The most significant benefit of the ECALS system is the improvement in researcher productivity. By using a robust, matrix-oriented mathematical platform to both develop and implement control strategies, implementation of a control algorithm that took 6 months to write and debug as a set of distributed control system (DCS) sequential function charts and function blocks took 2 weeks to later implement and test in the MATLAB environment. This time savings was realized because the control researcher could directly implement the algorithm using well-suited logic structures. In the case in which the algorithm was implemented using a commercial DCS, there was an additional need to work closely with an automation engineer to refactor the approach for a sequential function chart programming environment.
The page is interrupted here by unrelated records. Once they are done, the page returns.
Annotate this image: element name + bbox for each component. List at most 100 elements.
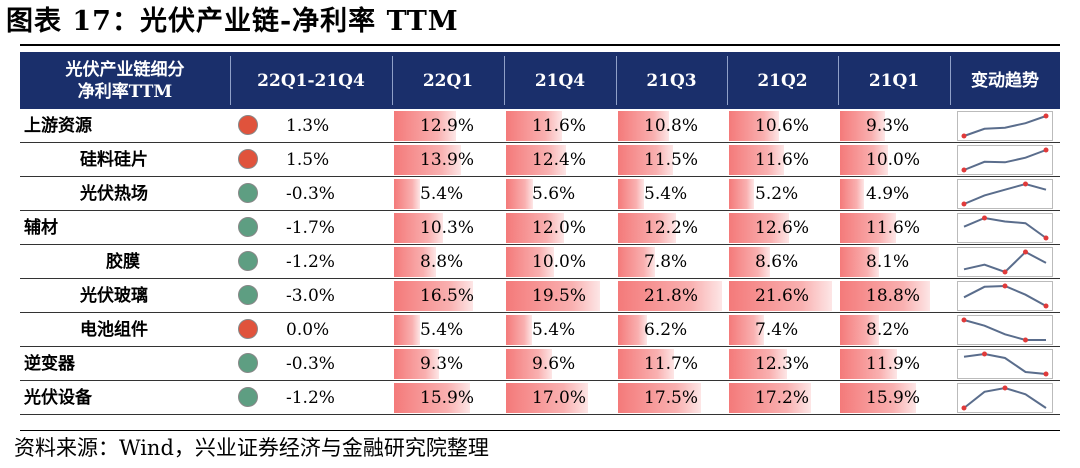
table-row: 逆变器 -0.3% 9.3% 9.6% 11.7% 12.3% 11.9% bbox=[20, 347, 1060, 381]
value-cell: 13.9% bbox=[394, 145, 502, 175]
value-label: 5.4% bbox=[420, 184, 464, 204]
segment-name: 光伏玻璃 bbox=[80, 286, 148, 306]
qoq-change: -3.0% bbox=[286, 286, 335, 306]
sparkline-min-point bbox=[1043, 235, 1049, 241]
value-label: 8.6% bbox=[755, 252, 799, 272]
value-label: 8.8% bbox=[420, 252, 464, 272]
column-header: 21Q4 bbox=[534, 70, 586, 91]
value-label: 15.9% bbox=[420, 388, 475, 408]
value-cell: 11.6% bbox=[729, 145, 836, 175]
value-cell: 12.0% bbox=[506, 213, 614, 243]
value-cell: 11.5% bbox=[618, 145, 725, 175]
value-cell: 8.2% bbox=[840, 315, 948, 345]
table-row: 上游资源 1.3% 12.9% 11.6% 10.8% 10.6% 9.3% bbox=[20, 109, 1060, 143]
value-bar bbox=[394, 111, 456, 141]
value-cell: 15.9% bbox=[394, 383, 502, 413]
value-cell: 15.9% bbox=[840, 383, 948, 413]
value-bar bbox=[729, 179, 754, 209]
value-label: 5.2% bbox=[755, 184, 799, 204]
value-bar bbox=[394, 247, 436, 277]
value-label: 5.4% bbox=[420, 320, 464, 340]
value-cell: 10.8% bbox=[618, 111, 725, 141]
sparkline-min-point bbox=[961, 167, 967, 173]
value-label: 17.2% bbox=[755, 388, 810, 408]
value-label: 13.9% bbox=[420, 150, 475, 170]
value-bar bbox=[729, 145, 784, 175]
table-row: 光伏热场 -0.3% 5.4% 5.6% 5.4% 5.2% 4.9% bbox=[20, 177, 1060, 211]
value-label: 9.3% bbox=[420, 354, 464, 374]
sparkline-max-point bbox=[1043, 147, 1049, 153]
value-bar bbox=[618, 315, 647, 345]
value-label: 10.0% bbox=[866, 150, 921, 170]
qoq-change: -1.2% bbox=[286, 252, 335, 272]
sparkline-line bbox=[963, 216, 1047, 239]
sparkline-max-point bbox=[961, 317, 967, 323]
value-bar bbox=[840, 111, 885, 141]
sparkline-line bbox=[963, 182, 1047, 205]
value-bar bbox=[618, 247, 655, 277]
sparkline-min-point bbox=[961, 405, 967, 411]
value-cell: 8.6% bbox=[729, 247, 836, 277]
value-cell: 19.5% bbox=[506, 281, 614, 311]
value-cell: 5.6% bbox=[506, 179, 614, 209]
value-bar bbox=[840, 281, 930, 311]
sparkline-svg bbox=[961, 317, 1046, 343]
value-cell: 12.9% bbox=[394, 111, 502, 141]
value-bar bbox=[618, 111, 669, 141]
column-header: 21Q2 bbox=[757, 70, 808, 91]
trend-sparkline bbox=[957, 179, 1053, 209]
trend-down-dot bbox=[238, 387, 258, 407]
sparkline-line bbox=[963, 352, 1047, 375]
trend-sparkline bbox=[957, 349, 1053, 379]
value-label: 11.9% bbox=[866, 354, 921, 374]
value-label: 21.8% bbox=[644, 286, 699, 306]
sparkline-max-point bbox=[1023, 249, 1028, 255]
header-divider bbox=[727, 56, 728, 105]
value-bar bbox=[840, 179, 864, 209]
value-cell: 17.0% bbox=[506, 383, 614, 413]
sparkline-svg bbox=[961, 181, 1047, 207]
value-bar bbox=[394, 383, 470, 413]
value-label: 11.6% bbox=[755, 150, 810, 170]
value-bar bbox=[506, 247, 554, 277]
segment-name: 光伏热场 bbox=[80, 184, 148, 204]
value-label: 6.2% bbox=[644, 320, 688, 340]
table-bottom-rule bbox=[20, 430, 1060, 431]
value-bar bbox=[618, 145, 673, 175]
value-bar bbox=[729, 111, 779, 141]
trend-down-dot bbox=[238, 353, 258, 373]
row-divider bbox=[20, 244, 1060, 245]
row-divider bbox=[20, 210, 1060, 211]
trend-down-dot bbox=[238, 285, 258, 305]
value-label: 12.2% bbox=[644, 218, 699, 238]
value-cell: 12.3% bbox=[729, 349, 836, 379]
value-cell: 5.2% bbox=[729, 179, 836, 209]
value-cell: 5.4% bbox=[506, 315, 614, 345]
segment-name: 硅料硅片 bbox=[80, 150, 148, 170]
value-bar bbox=[618, 349, 674, 379]
value-label: 19.5% bbox=[532, 286, 587, 306]
table-row: 硅料硅片 1.5% 13.9% 12.4% 11.5% 11.6% 10.0% bbox=[20, 143, 1060, 177]
header-divider bbox=[838, 56, 839, 105]
trend-sparkline bbox=[957, 383, 1053, 413]
header-divider bbox=[392, 56, 393, 105]
segment-name: 逆变器 bbox=[24, 354, 75, 374]
header-divider bbox=[504, 56, 505, 105]
sparkline-line bbox=[963, 115, 1047, 137]
column-header: 22Q1-21Q4 bbox=[257, 70, 365, 91]
value-label: 11.5% bbox=[644, 150, 699, 170]
sparkline-line bbox=[963, 319, 1046, 341]
value-cell: 5.4% bbox=[394, 179, 502, 209]
value-cell: 10.3% bbox=[394, 213, 502, 243]
trend-sparkline bbox=[957, 145, 1053, 175]
trend-down-dot bbox=[238, 183, 258, 203]
net-margin-table: 光伏产业链细分 净利率TTM 22Q1-21Q4 22Q1 21Q4 21Q3 21Q2 2… bbox=[20, 52, 1060, 424]
value-bar bbox=[729, 281, 832, 311]
value-label: 12.9% bbox=[420, 116, 475, 136]
value-label: 12.0% bbox=[532, 218, 587, 238]
trend-down-dot bbox=[238, 217, 258, 237]
value-label: 9.3% bbox=[866, 116, 910, 136]
value-cell: 11.7% bbox=[618, 349, 725, 379]
value-label: 11.6% bbox=[866, 218, 921, 238]
qoq-change: -0.3% bbox=[286, 184, 335, 204]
Developing control code in a mathematical prototyping environment such as MATLAB has the additional benefit that it is much easier for researchers to integrate process models, written in the same language, both for model predictive control and algorithm verification.
Conclusion
We have found that using a full-featured desktop application for both control algorithm development and deployment provided a significant benefit in researcher productivity. In one case, a complex preexisting control algorithm was implemented in native DeltaV modules in an effort that took 6 months of work for two process researchers and an automation engineer. The implementation of the same preexisting algorithm for ECALS took one researcher only 2 weeks. Through care and focus during the design phase, it was possible to anticipate and mitigate many of the shortfalls associated with using desktop software in a continuous-uptime automation layer role, and these mitigation approaches are documented here. An external operating system script performs a heartbeat check on the application, which provides insurance that in the case of an unexpected application crash, the MATLAB process will be terminated and automatically restarted with little to no impact on process control. By developing a powerful, flexible, robust platform for supervisory control, we have enabled our microbial pilot plant to move to a modern automation control system without sacrificing the idea-to-implementation speed that is essential to process development.
Footnotes
Acknowledgements
We are grateful to the Genentech Pilot Plant for the execution of fermentations.
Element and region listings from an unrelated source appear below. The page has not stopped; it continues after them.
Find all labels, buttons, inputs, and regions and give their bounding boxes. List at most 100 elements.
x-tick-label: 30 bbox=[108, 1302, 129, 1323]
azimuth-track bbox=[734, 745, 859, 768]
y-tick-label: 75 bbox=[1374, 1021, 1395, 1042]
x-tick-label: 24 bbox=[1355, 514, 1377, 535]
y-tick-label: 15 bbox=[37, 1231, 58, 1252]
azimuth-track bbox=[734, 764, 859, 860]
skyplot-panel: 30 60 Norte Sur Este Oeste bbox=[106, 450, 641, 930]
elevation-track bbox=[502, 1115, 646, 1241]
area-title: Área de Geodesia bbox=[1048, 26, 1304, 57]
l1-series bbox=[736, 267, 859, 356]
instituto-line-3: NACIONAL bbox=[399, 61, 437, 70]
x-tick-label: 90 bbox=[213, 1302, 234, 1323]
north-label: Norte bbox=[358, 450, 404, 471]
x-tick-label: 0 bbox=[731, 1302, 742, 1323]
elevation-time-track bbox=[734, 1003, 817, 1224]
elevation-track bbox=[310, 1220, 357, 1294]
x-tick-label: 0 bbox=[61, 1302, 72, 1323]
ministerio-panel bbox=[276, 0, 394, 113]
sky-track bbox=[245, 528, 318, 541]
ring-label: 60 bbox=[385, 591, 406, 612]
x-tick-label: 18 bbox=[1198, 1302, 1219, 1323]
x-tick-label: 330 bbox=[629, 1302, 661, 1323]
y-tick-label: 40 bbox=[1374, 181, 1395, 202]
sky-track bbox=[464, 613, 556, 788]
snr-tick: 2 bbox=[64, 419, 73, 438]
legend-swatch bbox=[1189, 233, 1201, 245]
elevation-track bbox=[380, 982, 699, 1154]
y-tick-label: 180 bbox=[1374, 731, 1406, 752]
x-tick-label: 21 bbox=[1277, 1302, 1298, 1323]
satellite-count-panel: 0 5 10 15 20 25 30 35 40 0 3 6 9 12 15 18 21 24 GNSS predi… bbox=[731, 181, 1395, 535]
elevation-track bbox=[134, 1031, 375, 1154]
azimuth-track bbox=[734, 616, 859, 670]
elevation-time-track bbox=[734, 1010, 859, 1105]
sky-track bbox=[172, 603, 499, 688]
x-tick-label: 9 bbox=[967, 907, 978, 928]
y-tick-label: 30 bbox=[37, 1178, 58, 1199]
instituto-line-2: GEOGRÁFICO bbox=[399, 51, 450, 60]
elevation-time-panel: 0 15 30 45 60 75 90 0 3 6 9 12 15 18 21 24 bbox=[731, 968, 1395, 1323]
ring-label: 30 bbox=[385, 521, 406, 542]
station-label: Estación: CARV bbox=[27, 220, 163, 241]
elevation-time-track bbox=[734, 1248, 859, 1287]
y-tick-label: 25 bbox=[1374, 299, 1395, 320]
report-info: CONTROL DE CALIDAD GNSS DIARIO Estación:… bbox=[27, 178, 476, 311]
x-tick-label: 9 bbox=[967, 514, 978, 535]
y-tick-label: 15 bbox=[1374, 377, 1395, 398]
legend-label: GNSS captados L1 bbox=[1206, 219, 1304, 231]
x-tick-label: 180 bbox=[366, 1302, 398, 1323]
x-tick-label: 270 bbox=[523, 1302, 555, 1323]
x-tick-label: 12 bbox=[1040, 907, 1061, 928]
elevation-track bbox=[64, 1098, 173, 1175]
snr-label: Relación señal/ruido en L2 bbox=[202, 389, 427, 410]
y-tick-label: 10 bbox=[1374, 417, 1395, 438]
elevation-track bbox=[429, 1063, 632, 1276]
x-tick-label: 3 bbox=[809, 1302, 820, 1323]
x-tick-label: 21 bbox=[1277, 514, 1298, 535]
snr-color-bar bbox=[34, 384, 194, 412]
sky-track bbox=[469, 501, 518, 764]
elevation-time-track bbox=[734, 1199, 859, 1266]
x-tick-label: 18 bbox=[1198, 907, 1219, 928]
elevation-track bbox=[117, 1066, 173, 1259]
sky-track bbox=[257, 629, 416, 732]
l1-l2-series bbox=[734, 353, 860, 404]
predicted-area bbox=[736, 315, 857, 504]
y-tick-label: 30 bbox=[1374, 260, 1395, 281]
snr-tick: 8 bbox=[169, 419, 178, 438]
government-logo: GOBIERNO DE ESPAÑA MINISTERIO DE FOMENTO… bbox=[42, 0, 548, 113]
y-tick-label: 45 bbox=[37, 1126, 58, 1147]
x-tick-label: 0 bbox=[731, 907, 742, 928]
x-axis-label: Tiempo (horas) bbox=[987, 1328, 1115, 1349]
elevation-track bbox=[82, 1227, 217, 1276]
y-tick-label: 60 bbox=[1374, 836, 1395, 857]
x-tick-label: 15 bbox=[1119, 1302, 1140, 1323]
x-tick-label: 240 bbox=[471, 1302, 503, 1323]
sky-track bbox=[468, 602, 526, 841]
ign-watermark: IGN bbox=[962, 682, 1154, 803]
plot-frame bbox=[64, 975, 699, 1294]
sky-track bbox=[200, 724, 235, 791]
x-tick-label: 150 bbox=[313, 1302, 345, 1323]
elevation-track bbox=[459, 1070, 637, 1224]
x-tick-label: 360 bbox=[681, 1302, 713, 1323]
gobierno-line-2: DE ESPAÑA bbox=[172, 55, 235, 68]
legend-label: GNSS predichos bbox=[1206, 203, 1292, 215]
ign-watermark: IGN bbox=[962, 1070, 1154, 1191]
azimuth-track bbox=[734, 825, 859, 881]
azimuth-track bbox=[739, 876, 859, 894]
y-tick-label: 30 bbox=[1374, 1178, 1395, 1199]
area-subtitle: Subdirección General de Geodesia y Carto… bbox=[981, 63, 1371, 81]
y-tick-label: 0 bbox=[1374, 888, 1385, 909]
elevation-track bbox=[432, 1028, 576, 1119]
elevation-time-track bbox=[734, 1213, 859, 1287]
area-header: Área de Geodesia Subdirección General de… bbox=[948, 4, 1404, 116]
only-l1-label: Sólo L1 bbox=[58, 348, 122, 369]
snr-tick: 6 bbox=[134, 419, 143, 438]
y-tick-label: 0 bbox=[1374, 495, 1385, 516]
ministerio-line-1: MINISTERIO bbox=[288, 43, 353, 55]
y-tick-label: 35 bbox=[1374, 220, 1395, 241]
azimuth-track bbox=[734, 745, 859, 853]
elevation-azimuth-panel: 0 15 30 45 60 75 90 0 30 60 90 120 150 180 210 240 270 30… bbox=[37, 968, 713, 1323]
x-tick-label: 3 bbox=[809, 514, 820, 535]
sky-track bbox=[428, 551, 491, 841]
Declaration of Conflicting Interests
The authors are/were employees of Genentech or MathWorks, and the contribution was created while financially supported by their respective companies. Three coauthors are employees of MathWorks, the makers of some of the software that appears in the article.
Funding
The authors are/were employees of Genentech or MathWorks, and the contribution was created while financially supporting their employees. Three coauthors are employees of MathWorks and the makers of some of the software that appears in the article.